For in these shipwrecks the naked law of survival for the strongest prevailed. The captain was rarely the last man to leave the sinking ship; as likely as not he was the very first, accompanied by his officers and the most important passengers. Sailors and slaves and ordinary seafarers might drown by the score and the hundred, but the powerful and well-armed would somehow get ashore. A ship carrying hundreds of people might have just one lifeboat; when wreck occurred the officers and the most favored passengers would get in it and go away, tossing overboard any lesser mortals who encumbered the craft, fighting for self-preservation with a ruthlessness that defied all of the great traditions of the sea. Once ashore, with a jungle march of hundreds of miles lying ahead, the weak would simply be discarded. Men who could buy or fight their way through might survive; the others would die, and no one gave them a second thought.

Mostly, these shipwrecks were avoidable. The Portuguese knew how to build fine ships for overseas voyages, and they had good men to sail them; the trouble was that unseaworthy oversized vessels (hastily built, and hence poorly built, because time meant a great deal of money) were preferred because more cargo could be crammed into them. The homeland kingdom was so over-extended that its stock of good seamen was running thin. The skipper had little to say about how his ship was loaded or when it should sail. Laws intended to make navigation safer were gaily disregarded. The individual merchant was all-powerful; nothing mattered but his desire to have a ship carry the last ounce of cargo that could be got aboard, even if part of it (as very often happened) had to be tossed overboard in the first mild gale of wind.

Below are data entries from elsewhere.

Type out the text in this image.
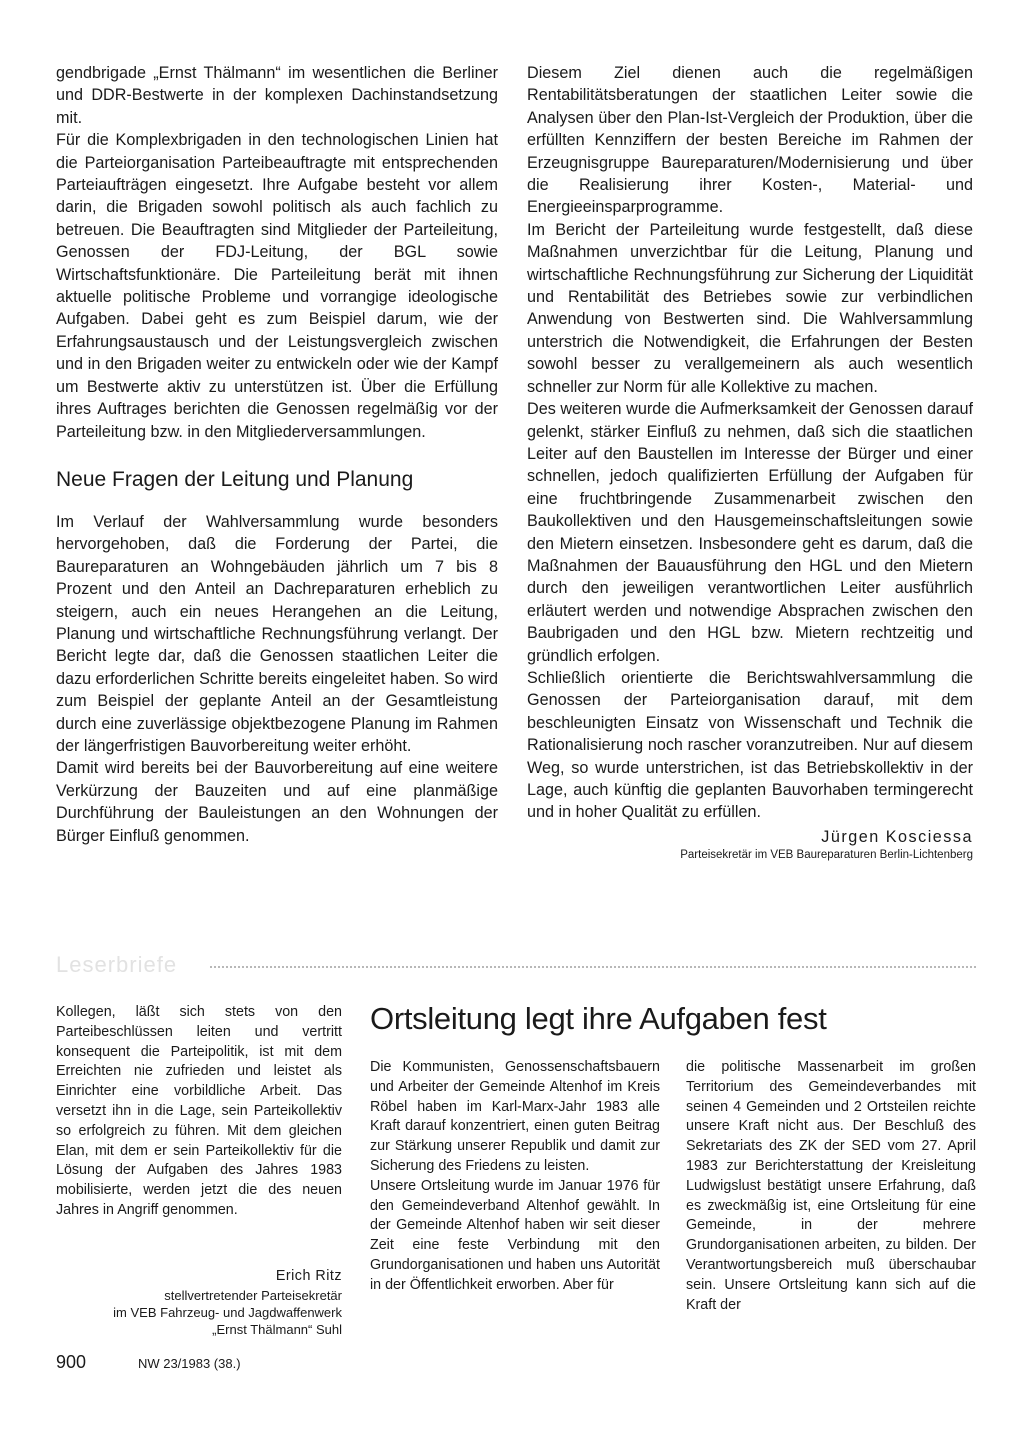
gendbrigade „Ernst Thälmann“ im wesentlichen die Berliner und DDR-Bestwerte in der komplexen Dachinstandsetzung mit.

Für die Komplexbrigaden in den technologischen Linien hat die Parteiorganisation Parteibeauftragte mit entsprechenden Parteiaufträgen eingesetzt. Ihre Aufgabe besteht vor allem darin, die Brigaden sowohl politisch als auch fachlich zu betreuen. Die Beauftragten sind Mitglieder der Parteileitung, Genossen der FDJ-Leitung, der BGL sowie Wirtschaftsfunktionäre. Die Parteileitung berät mit ihnen aktuelle politische Probleme und vorrangige ideologische Aufgaben. Dabei geht es zum Beispiel darum, wie der Erfahrungsaustausch und der Leistungsvergleich zwischen und in den Brigaden weiter zu entwickeln oder wie der Kampf um Bestwerte aktiv zu unterstützen ist. Über die Erfüllung ihres Auftrages berichten die Genossen regelmäßig vor der Parteileitung bzw. in den Mitgliederversammlungen.

Neue Fragen der Leitung und Planung

Im Verlauf der Wahlversammlung wurde besonders hervorgehoben, daß die Forderung der Partei, die Baureparaturen an Wohngebäuden jährlich um 7 bis 8 Prozent und den Anteil an Dachreparaturen erheblich zu steigern, auch ein neues Herangehen an die Leitung, Planung und wirtschaftliche Rechnungsführung verlangt. Der Bericht legte dar, daß die Genossen staatlichen Leiter die dazu erforderlichen Schritte bereits eingeleitet haben. So wird zum Beispiel der geplante Anteil an der Gesamtleistung durch eine zuverlässige objektbezogene Planung im Rahmen der längerfristigen Bauvorbereitung weiter erhöht.

Damit wird bereits bei der Bauvorbereitung auf eine weitere Verkürzung der Bauzeiten und auf eine planmäßige Durchführung der Bauleistungen an den Wohnungen der Bürger Einfluß genommen.

Diesem Ziel dienen auch die regelmäßigen Rentabilitätsberatungen der staatlichen Leiter sowie die Analysen über den Plan-Ist-Vergleich der Produktion, über die erfüllten Kennziffern der besten Bereiche im Rahmen der Erzeugnisgruppe Baureparaturen/Modernisierung und über die Realisierung ihrer Kosten-, Material- und Energieeinsparprogramme.

Im Bericht der Parteileitung wurde festgestellt, daß diese Maßnahmen unverzichtbar für die Leitung, Planung und wirtschaftliche Rechnungsführung zur Sicherung der Liquidität und Rentabilität des Betriebes sowie zur verbindlichen Anwendung von Bestwerten sind. Die Wahlversammlung unterstrich die Notwendigkeit, die Erfahrungen der Besten sowohl besser zu verallgemeinern als auch wesentlich schneller zur Norm für alle Kollektive zu machen.

Des weiteren wurde die Aufmerksamkeit der Genossen darauf gelenkt, stärker Einfluß zu nehmen, daß sich die staatlichen Leiter auf den Baustellen im Interesse der Bürger und einer schnellen, jedoch qualifizierten Erfüllung der Aufgaben für eine fruchtbringende Zusammenarbeit zwischen den Baukollektiven und den Hausgemeinschaftsleitungen sowie den Mietern einsetzen. Insbesondere geht es darum, daß die Maßnahmen der Bauausführung den HGL und den Mietern durch den jeweiligen verantwortlichen Leiter ausführlich erläutert werden und notwendige Absprachen zwischen den Baubrigaden und den HGL bzw. Mietern rechtzeitig und gründlich erfolgen.

Schließlich orientierte die Berichtswahlversammlung die Genossen der Parteiorganisation darauf, mit dem beschleunigten Einsatz von Wissenschaft und Technik die Rationalisierung noch rascher voranzutreiben. Nur auf diesem Weg, so wurde unterstrichen, ist das Betriebskollektiv in der Lage, auch künftig die geplanten Bauvorhaben termingerecht und in hoher Qualität zu erfüllen.

Jürgen Kosciessa
Parteisekretär im VEB Baureparaturen Berlin-Lichtenberg
Leserbriefe

Kollegen, läßt sich stets von den Parteibeschlüssen leiten und vertritt konsequent die Parteipolitik, ist mit dem Erreichten nie zufrieden und leistet als Einrichter eine vorbildliche Arbeit. Das versetzt ihn in die Lage, sein Parteikollektiv so erfolgreich zu führen. Mit dem gleichen Elan, mit dem er sein Parteikollektiv für die Lösung der Aufgaben des Jahres 1983 mobilisierte, werden jetzt die des neuen Jahres in Angriff genommen.

Erich Ritz
stellvertretender Parteisekretär
im VEB Fahrzeug- und Jagdwaffenwerk
„Ernst Thälmann“ Suhl
Ortsleitung legt ihre Aufgaben fest

Die Kommunisten, Genossenschaftsbauern und Arbeiter der Gemeinde Altenhof im Kreis Röbel haben im Karl-Marx-Jahr 1983 alle Kraft darauf konzentriert, einen guten Beitrag zur Stärkung unserer Republik und damit zur Sicherung des Friedens zu leisten.

Unsere Ortsleitung wurde im Januar 1976 für den Gemeindeverband Altenhof gewählt. In der Gemeinde Altenhof haben wir seit dieser Zeit eine feste Verbindung mit den Grundorganisationen und haben uns Autorität in der Öffentlichkeit erworben. Aber für

die politische Massenarbeit im großen Territorium des Gemeindeverbandes mit seinen 4 Gemeinden und 2 Ortsteilen reichte unsere Kraft nicht aus. Der Beschluß des Sekretariats des ZK der SED vom 27. April 1983 zur Berichterstattung der Kreisleitung Ludwigslust bestätigt unsere Erfahrung, daß es zweckmäßig ist, eine Ortsleitung für eine Gemeinde, in der mehrere Grundorganisationen arbeiten, zu bilden. Der Verantwortungsbereich muß überschaubar sein. Unsere Ortsleitung kann sich auf die Kraft der

900	NW 23/1983 (38.)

So there developed a sad history of shipwrecks, and a whole Portuguese literature dealing with them, and it is with these stories that Mr. Duffy is concerned. He tells some fine tales of marine disaster here, but he is not primarily out to spin a set of hair-raising tales. He is actually tracing the decline of an empire. This sea trade fell into tragedy, he remarks, because of the extent to which “the moral stamina of the Portuguese had diminished. Shipwreck was one dramatic manifestation of a general decline.” The great sea empire was coming apart, even while it seemed to be at its zenith. There was no sudden crash; just a chain of accidents, with greed and recklessness replacing the great skill and daring of the old days. All anyone could see was a series of shipwrecks, but a society was in decay. The world does sometimes end, not with a bang but a whimper.

Shipwreck and Empire , by James Duffy. Harvard University Press. 198 pp. $4.